Amid speculation that the People’s Bank of China was intervening to bring down the value of its currency and on news that Russia was sending troops to the Crimea region of the sovereign nation of Ukraine after civil unrest in Kiev forced its president to flee the nation, investors began to prefer developed markets over emerging markets. But good economic news out of the Eurozone encouraged investors to continue to pad the coffers of World Equity Funds for February; they injected a net $10.0 billion, for the macro-classification’s fourteenth consecutive month of net inflows.

As a result of increased geopolitical uncertainty in Ukraine, commodities prices rose for February, with near-month crude oil prices rising 5.23% and gold gaining 6.56%. In addition, M&A activity was a positive catalyst during the month, with Facebook’s purchase of privately held WhatsApp for $19 billion being the talk of the town.
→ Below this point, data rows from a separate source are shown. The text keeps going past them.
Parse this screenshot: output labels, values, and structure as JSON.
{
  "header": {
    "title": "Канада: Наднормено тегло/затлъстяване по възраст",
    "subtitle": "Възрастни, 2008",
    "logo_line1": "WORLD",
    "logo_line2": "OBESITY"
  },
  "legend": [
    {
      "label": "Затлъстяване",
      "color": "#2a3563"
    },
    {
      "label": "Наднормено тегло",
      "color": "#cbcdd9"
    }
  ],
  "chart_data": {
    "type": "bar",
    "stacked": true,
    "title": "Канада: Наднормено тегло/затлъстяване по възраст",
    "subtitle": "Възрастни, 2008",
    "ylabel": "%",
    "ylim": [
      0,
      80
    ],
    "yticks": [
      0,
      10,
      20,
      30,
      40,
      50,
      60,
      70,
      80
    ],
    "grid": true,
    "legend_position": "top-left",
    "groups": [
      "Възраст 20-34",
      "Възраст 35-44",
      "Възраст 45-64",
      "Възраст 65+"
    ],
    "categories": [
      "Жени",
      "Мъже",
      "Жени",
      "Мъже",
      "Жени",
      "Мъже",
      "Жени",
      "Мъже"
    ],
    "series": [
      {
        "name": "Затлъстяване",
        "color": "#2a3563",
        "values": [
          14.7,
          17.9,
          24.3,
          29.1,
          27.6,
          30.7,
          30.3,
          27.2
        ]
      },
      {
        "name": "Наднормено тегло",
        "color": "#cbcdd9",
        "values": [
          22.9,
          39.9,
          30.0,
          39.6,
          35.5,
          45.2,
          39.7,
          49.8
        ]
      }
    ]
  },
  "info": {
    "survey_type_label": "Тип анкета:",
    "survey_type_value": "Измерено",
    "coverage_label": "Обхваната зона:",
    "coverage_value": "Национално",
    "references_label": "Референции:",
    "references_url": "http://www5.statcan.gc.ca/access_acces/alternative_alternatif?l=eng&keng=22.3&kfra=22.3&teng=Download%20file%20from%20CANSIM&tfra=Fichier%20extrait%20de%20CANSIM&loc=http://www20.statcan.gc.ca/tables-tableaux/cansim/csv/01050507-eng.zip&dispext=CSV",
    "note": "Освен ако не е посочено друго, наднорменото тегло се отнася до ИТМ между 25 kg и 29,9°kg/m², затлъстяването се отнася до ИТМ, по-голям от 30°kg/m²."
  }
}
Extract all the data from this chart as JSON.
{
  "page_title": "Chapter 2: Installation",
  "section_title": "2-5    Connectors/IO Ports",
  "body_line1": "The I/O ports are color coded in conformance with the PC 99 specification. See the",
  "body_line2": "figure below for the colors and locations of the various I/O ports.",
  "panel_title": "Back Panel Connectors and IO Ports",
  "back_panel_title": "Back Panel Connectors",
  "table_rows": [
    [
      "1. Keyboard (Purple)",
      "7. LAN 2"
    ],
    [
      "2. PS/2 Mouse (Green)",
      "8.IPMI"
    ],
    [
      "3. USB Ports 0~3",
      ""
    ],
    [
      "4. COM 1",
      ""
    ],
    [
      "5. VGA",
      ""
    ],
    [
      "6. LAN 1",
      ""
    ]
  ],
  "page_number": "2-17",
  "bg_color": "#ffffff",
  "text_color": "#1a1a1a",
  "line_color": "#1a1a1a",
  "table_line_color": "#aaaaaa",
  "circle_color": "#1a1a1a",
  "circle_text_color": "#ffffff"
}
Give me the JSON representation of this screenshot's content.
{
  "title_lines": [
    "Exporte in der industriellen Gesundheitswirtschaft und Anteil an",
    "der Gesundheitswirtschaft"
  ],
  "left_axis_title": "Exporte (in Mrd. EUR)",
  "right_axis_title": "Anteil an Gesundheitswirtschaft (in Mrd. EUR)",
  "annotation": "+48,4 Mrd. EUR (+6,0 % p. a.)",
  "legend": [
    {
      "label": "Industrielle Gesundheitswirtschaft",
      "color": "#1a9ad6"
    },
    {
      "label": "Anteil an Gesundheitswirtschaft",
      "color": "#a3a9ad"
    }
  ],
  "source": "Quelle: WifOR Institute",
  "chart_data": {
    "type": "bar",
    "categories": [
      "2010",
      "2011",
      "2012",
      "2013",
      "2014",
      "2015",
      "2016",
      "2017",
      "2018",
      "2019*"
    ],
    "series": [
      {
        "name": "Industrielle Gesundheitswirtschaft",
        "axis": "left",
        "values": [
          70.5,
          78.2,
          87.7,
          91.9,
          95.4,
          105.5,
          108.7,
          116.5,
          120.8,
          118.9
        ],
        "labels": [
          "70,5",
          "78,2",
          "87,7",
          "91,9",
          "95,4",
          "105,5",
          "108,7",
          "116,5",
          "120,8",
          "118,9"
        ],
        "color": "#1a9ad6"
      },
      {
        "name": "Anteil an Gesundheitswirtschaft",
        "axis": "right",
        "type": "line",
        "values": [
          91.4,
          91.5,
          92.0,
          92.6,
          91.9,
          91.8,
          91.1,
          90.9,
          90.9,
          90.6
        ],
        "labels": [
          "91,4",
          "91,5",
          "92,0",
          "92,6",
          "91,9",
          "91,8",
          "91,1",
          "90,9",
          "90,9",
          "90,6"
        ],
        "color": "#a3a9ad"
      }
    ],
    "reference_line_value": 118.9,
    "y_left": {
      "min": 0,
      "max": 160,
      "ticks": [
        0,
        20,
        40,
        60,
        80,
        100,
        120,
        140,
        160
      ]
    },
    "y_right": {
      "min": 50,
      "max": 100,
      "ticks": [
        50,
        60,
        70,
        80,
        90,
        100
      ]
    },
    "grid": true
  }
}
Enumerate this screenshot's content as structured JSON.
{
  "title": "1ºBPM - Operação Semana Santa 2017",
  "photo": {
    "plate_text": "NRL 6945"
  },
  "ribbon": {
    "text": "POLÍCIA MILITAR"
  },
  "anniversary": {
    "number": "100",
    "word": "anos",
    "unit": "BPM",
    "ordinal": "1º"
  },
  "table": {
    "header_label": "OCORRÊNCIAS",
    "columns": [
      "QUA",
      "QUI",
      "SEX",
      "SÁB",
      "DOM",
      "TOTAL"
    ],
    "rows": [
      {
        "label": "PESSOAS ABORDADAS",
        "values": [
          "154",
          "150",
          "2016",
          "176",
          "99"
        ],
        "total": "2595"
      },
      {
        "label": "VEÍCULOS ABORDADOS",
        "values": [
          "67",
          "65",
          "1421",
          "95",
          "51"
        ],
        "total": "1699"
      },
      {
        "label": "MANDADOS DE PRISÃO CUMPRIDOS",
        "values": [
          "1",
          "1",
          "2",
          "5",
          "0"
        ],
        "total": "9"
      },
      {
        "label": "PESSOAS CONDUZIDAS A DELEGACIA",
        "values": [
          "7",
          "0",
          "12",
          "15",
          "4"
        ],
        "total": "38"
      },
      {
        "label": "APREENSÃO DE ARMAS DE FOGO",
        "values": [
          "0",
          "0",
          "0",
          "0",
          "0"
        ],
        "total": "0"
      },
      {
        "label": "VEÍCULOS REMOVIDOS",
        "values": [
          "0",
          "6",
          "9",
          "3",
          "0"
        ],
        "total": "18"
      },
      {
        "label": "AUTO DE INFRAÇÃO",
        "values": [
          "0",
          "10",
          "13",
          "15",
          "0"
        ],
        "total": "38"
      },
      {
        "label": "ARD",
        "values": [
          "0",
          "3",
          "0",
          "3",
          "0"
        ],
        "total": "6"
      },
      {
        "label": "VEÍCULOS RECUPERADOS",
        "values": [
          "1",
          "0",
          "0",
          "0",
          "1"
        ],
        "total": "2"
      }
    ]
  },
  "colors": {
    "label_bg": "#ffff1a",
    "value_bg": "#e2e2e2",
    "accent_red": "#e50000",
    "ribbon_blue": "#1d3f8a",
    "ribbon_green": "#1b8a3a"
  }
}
The Sector Equity Funds macro-classification attracted $3.4 billion for February—for a second consecutive month of net inflows.

For the second month in a row investors were net purchasers of fixed income funds for February, injecting a net $11.1 billion into the group—for their largest net inflows since April 2013. On the taxable bond (nonmoney market) funds side (+$9.4 billion) 16 of Lipper’s 28 classifications witnessed net inflows, while on the tax-exempt side (+$1.7 million) only 8 of the 20 classifications in the municipal bond funds universe saw net inflows. Despite increased uncertainty at month-end, mutual fund investors were net redeemers of money market funds for February, withdrawing a net $50.3 billion—for the group’s second consecutive monthly redemptions and the largest since March 2013.